Sage Wright and John Kauwe, Biology
Introduction
One of the leading causes of death in Pacific Islanders is diabetes or other metabolic diseases [cdc]. This may be due to the idea that the thrifty genotype hypothesis contributes to the increase in type 2 diabetes [Southam]. The thrifty genotype hypothesis suggests that certain genes that encourage an increase in body fat were beneficial for our ancestors in times of famine. During periods where food was plentiful, these genes would act so that they would deposit fat in order to better survive during famines. It allows individuals to store nutrients that they would need when food was no longer available. However, in our current day society, food is readily available, and these thrifty genes are no longer beneficial, but potentially lead to negative consequences as those times of famine never arrive [Speakman]. Individuals who have these genes gain weight much more rapidly, and since there is no time of famine for this weight to be burned off, it only continues to accumulate, which leads to health Complications, such as diabetes or metabolic diseases. By identifying regions of positive selection in the metabolic pathway, possible solutions may be found in order to alleviate the health issues that accompany many individuals within this population.
Methods
A program, entitled SelecT, created by the Ridge Lab at BYU, identifies regions of positive selection. In order to run this program, genetic data needs to be manipulated into many different data file formats. The data preparation steps are outlined below.

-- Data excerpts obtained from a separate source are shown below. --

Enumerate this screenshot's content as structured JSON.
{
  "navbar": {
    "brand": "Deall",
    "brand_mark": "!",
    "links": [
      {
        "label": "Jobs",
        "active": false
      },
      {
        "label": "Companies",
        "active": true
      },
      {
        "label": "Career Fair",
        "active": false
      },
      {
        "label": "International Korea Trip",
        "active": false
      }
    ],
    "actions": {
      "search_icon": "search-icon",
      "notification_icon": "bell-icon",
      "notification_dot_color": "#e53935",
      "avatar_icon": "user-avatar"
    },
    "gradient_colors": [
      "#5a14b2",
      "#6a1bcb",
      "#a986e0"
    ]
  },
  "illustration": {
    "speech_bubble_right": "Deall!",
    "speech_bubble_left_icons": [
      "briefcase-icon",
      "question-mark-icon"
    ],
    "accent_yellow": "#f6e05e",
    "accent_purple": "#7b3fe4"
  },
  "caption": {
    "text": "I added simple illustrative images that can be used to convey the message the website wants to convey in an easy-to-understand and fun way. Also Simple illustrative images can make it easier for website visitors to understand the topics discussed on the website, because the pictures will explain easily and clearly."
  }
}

- Clean SNP data using Plink
- Merge WGS (.vcf files) and SNP data using Plink
- Extract PIRs from the .bam and .vcf data files
- Phase the PIRs and merged WGS/SNP data files using SHAPEIT2
- Map ancestral states to SNP identifiers
After these five steps, SelecT can then be run using the phased data and ancestral states.
Results
After running 13 Samoan exomes through SelecT, no regions were identified to be under positive selection within the metabolic pathway; furthermore, no regions were identified at all within the population.
Conclusion
Although no regions were found to be under selective pressure, this may be due to the (a) low sample size, (b) usage of exomes instead of whole genomes, or (c) errors made during the data preparation process. After communicating the with program developers, it was decided that the likely reason behind the lack of results was due to the small sample of exome data instead of improper data preparation. Currently larger groups of Samoan genetic data are being collected and preparation for collection of whole genome information is underway. It is anticipated that with whole genome data and large sample sizes, the research questions posed from this project can be answered within a short amount of time, providing results that may provide great insight into the evolution of our own species.